The Commerce Ministry today said it will set up a committee to recast the export-oriented unit scheme so that the scheme remain attractive even after the end of tax sops in 2011. “EOUs should be re-modeled because challenges and environment have changed. So we need to re-write the rules and procedures. We are working out a committee to review it,” Additional Secretary in the Ministry D K Mittal told reporters on the sidelines of EPCES annual general meeting here.
Income tax benefits are available for exports till March 2011 and the proposed Direct Tax Code (DTC) Bill does not provide for any grandfathering clause for continuation of the tax exemption to EOUs.
Mittal, however, clarified that the committee would not take up any tax or revenue issues.
The Chairman of Export Promotion Council for EOUs and SEZs (EPCES), R K Sonthalia, said that EOU scheme could still be very good export promotion scheme which would provide duty free inputs for export on continuous basis, without licensing.
“The scheme needs to be strengthened by carrying out certain procedural simplification like doing away with the cost recovery charges and procurement certificate,” he said.
Exports from EOUs have increased to $15.45 billion (Rs 71,083 crore) in 2009-10 from $3.93 billion (Rs 18,735 crore) in 2001-02.
The EOU scheme envisages establishment of units anywhere in the country.

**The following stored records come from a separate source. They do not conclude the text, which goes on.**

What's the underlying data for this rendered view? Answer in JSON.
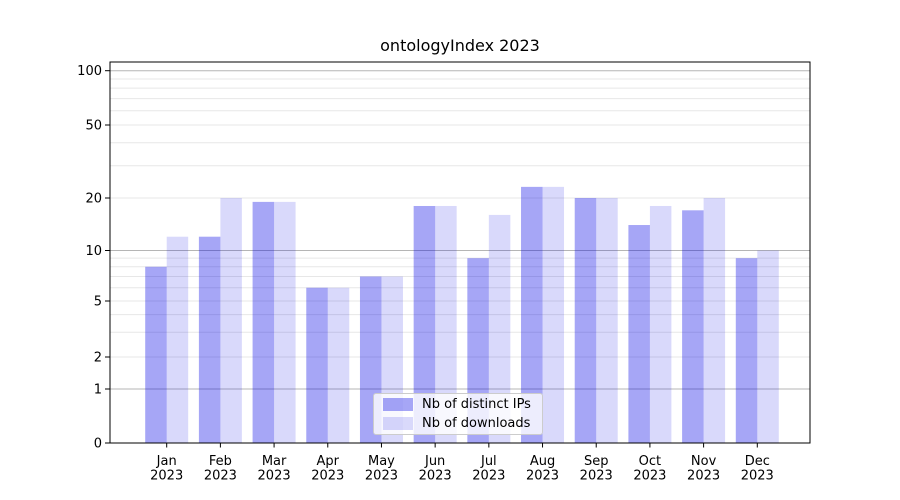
{
  "chart_data": {
    "type": "bar",
    "title": "ontologyIndex 2023",
    "categories": [
      "Jan",
      "Feb",
      "Mar",
      "Apr",
      "May",
      "Jun",
      "Jul",
      "Aug",
      "Sep",
      "Oct",
      "Nov",
      "Dec"
    ],
    "year_label": "2023",
    "series": [
      {
        "name": "Nb of distinct IPs",
        "values": [
          8,
          12,
          19,
          6,
          7,
          18,
          9,
          23,
          20,
          14,
          17,
          9
        ]
      },
      {
        "name": "Nb of downloads",
        "values": [
          12,
          20,
          19,
          6,
          7,
          18,
          16,
          23,
          20,
          18,
          20,
          10
        ]
      }
    ],
    "ylim": [
      0,
      100
    ],
    "yticks": [
      0,
      1,
      2,
      5,
      10,
      20,
      50,
      100
    ],
    "major_grid_values": [
      1,
      10,
      100
    ],
    "minor_grid_values": [
      2,
      3,
      4,
      5,
      6,
      7,
      8,
      9,
      20,
      30,
      40,
      50,
      60,
      70,
      80,
      90
    ],
    "scale": "log-like",
    "grid": true,
    "legend_position": "lower center",
    "colors": {
      "ips_bar": "rgba(0,0,230,0.35)",
      "downloads_bar": "rgba(0,0,230,0.15)",
      "ips_bar_solid": "#a6a6f6",
      "downloads_bar_solid": "#d9d9fb",
      "major_grid": "#b5b5b5",
      "minor_grid": "#e7e7e7",
      "axis": "#000000"
    }
  }
}
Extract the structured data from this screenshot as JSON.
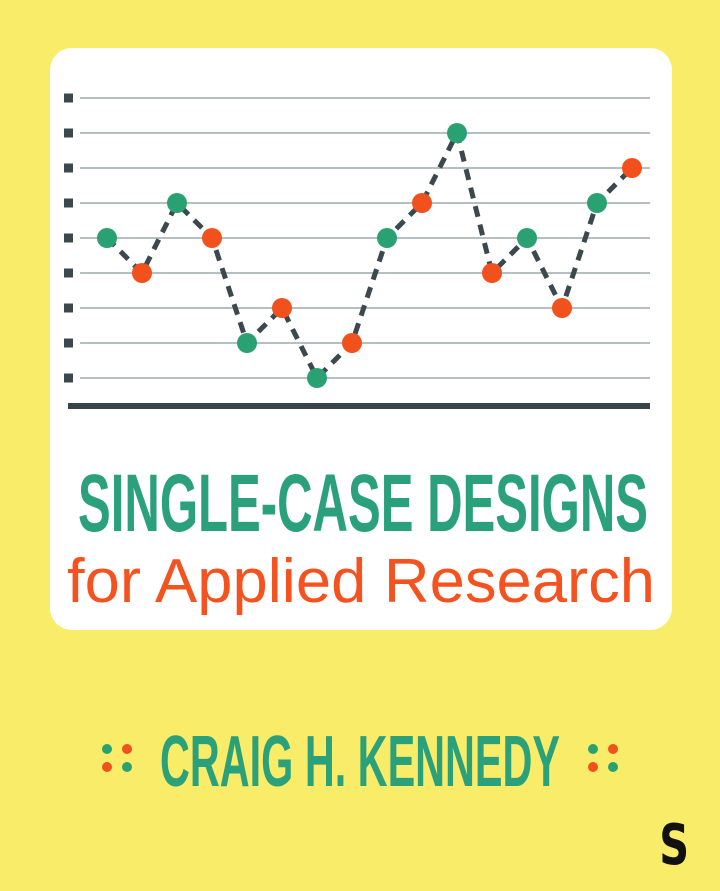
{
  "page": {
    "background_color": "#f8ec68"
  },
  "cover": {
    "title": "SINGLE-CASE DESIGNS",
    "subtitle": "for Applied Research",
    "author": "CRAIG H. KENNEDY",
    "publisher_logo_letter": "S",
    "colors": {
      "teal": "#2ba17b",
      "orange": "#f4531f",
      "dot_teal": "#29a173",
      "dot_orange": "#f1511d",
      "slate": "#3b484e",
      "axis": "#37444a",
      "gridline": "#b5bfc2",
      "logo_black": "#111111",
      "card_white": "#ffffff"
    },
    "ornament_left": [
      "teal",
      "orange",
      "orange",
      "teal"
    ],
    "ornament_right": [
      "teal",
      "orange",
      "orange",
      "teal"
    ]
  },
  "chart_data": {
    "type": "line",
    "title": "",
    "xlabel": "",
    "ylabel": "",
    "x": [
      1,
      2,
      3,
      4,
      5,
      6,
      7,
      8,
      9,
      10,
      11,
      12,
      13,
      14,
      15,
      16
    ],
    "values": [
      5,
      4,
      6,
      5,
      2,
      3,
      1,
      2,
      5,
      6,
      8,
      4,
      5,
      3,
      6,
      7
    ],
    "point_colors": [
      "teal",
      "orange",
      "teal",
      "orange",
      "teal",
      "orange",
      "teal",
      "orange",
      "teal",
      "orange",
      "teal",
      "orange",
      "teal",
      "orange",
      "teal",
      "orange"
    ],
    "line_style": "dashed",
    "ylim": [
      1,
      9
    ],
    "gridline_count": 9,
    "tick_marker": "square",
    "axis_labels_visible": false,
    "legend": "none",
    "grid": "on"
  }
}
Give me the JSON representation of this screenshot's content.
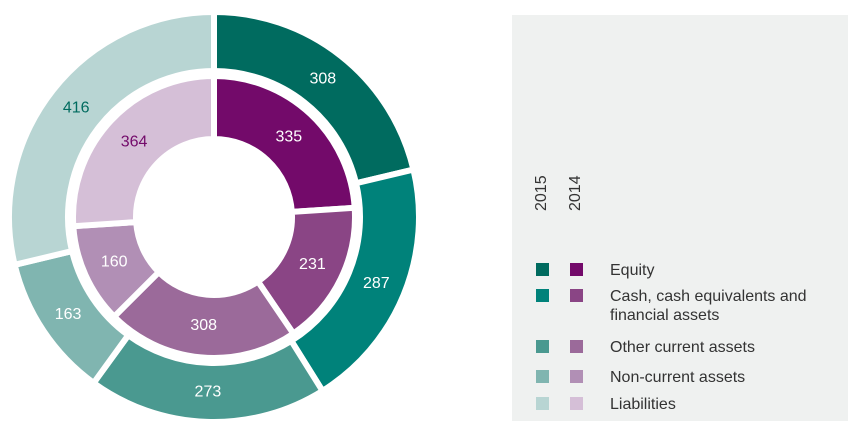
{
  "chart_data": {
    "type": "donut",
    "categories": [
      "Equity",
      "Cash, cash equivalents and financial assets",
      "Other current assets",
      "Non-current assets",
      "Liabilities"
    ],
    "series": [
      {
        "name": "2015",
        "values": [
          308,
          287,
          273,
          163,
          416
        ],
        "colors": [
          "#006b5f",
          "#00827a",
          "#4a9990",
          "#80b5b0",
          "#b8d5d3"
        ]
      },
      {
        "name": "2014",
        "values": [
          335,
          231,
          308,
          160,
          364
        ],
        "colors": [
          "#730a6a",
          "#8a4585",
          "#9b6a9a",
          "#b18fb5",
          "#d5bfd7"
        ]
      }
    ]
  }
}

They get certain fiscal concession to enable them to meet the rigors of foreign demand.
Mittal also asked the SEZ developers to take up their concerns on the draft DTC with the parliamentary standing committee. The government aims at implementing the DTC from April 1, 2012.
SEZ entrepreneurs have expressed serious concerns over the DTC Bill saying the proposed tax provisions would hit employment and drive away investors from the special economic zones.
The draft DTC proposes to introduce minimum alternate tax at 20 per cent on the book profit of developers as well as units from April 1, 2012, besides curtailing income tax benefits.